IPRN in Dubai: Day Six

Updated: Sep 13, 2017

After a blissful, jet-lagged sleep, I took late checkout at the hotel and taxied to the world’s most luxurious hotel, Burj Al Arab, the famous sail-shaped palace that was featured in a Discovery Channel documentary that an astounding number of people I’ve spoken with report having seen.


Jonathan Choat and I, dressed more formally than usual, drove up to the security hut, flashed our lunch reservation confirmation (tourists can’t just wander into the hotel and rubber neck; you have to commit to spending a small fortune at one of its restaurants) and entered a space that is so over the top that Donald Trump and the world hotel commission gave it seven stars.


Rising 321 meters above the Arabian Gulf, the Burj Al Arab is one of Dubai’s most recognizable landmarks. One must pass through a phalanx of greeters and discreetly armed security personnel to enter the lobby, said to be one of the highest open atriums (atria?) in the world. Two stories of cascading, choreographed dancing waterfalls are flanked by up and down escalators, and giant tropical fish tanks make up the interior walls. Everything seems shiny and golden, even the beautiful people with their big jewelry. Everywhere one looks, there are colors, primary and bold. In the Discovery documentary, the interior designer thought that after all the opulence and colorful expanses she used in the guest suites, the atrium should remain a restful white.

When His Highness the Sheikh entered for the first time, he looked up at the atrium and said, “More color!” So each floor’s ceiling is a different shade of blue, a mini-sky inside. Gabriel the Malay bellman escorted us to the exterior elevator that goes direct to the Al Muntaha restaurant 27 stories up. We watched the beach rapidly recede as we rose. Gabriel passed us off to the lovely Thai hostess, and we entered the restaurant through a tunnel that seemed to be lined with printed circuit boards that flashed and blinked in colored lights.

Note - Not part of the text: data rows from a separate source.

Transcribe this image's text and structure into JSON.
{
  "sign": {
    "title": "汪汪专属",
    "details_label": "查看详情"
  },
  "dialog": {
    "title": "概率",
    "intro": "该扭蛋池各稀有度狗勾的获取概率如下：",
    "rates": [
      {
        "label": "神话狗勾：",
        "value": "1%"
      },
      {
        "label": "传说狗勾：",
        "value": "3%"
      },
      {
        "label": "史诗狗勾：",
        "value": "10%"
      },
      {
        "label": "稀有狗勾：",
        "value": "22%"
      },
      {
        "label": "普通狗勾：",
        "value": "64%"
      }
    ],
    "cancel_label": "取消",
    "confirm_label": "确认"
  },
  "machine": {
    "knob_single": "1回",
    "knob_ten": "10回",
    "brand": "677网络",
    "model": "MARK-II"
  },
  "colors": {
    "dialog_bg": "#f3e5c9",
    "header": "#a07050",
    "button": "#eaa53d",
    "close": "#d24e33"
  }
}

We were seated next to the window in the hammerhead shark nose of the building. Had the day not been so overcast and the sky filled with the perpetual dust from 24-hour construction, we might have had a great ocean view, but just watching the people surrounding us was sport enough.



We chose the prix fixe menu and a nice bottle of Argentine Malbec. I asked the sommelier to let Lord Choat taste the wine, and darn if that didn’t make everyone treat us like royalty. Of course, Jonathan is a lord only in my mind and in his attitude and bearing, but he could have been but for an accident of birth.

We discussed the vagaries of the PR business at length, and then turned to the hotel’s clientele, a mixture of large, Russian mafia-types accompanied by stunning young blondes, the normal Arab businessmen elegant in white robes and head scarves, followed by their black-robed women, only their eyes visible. There were a few obviously British types in the bar, and a whole contingent of couples and single men and women who didn’t look like any nationality at all, just rich and sophisticated.

Not to be outdone in sophistication and savoir faire, we rode the elevator down to the lobby and promptly went back up to the restaurant and down again, our own little Disneyland ride in the fastest, quietest, smoothest elevator I’ve ever experienced.


Gabriel the bellman remembered me by name (could it have been the 10 dirham tip for escorting us to the restaurant?) and insisted on giving us glossy brochures about the hotel, including a nifty shopping bag with the hotel’s logo. We walked out into the staggering heat and humidity, past the hotel’s many white Rolls Royce limousines, the Ferraris, Lamborghinis and custom Mercedes sports cars arranged like motorized jewels around the circular driveway, and back to the real world. Only another 20 hours in the air, and it’s home in exotic Sannazay.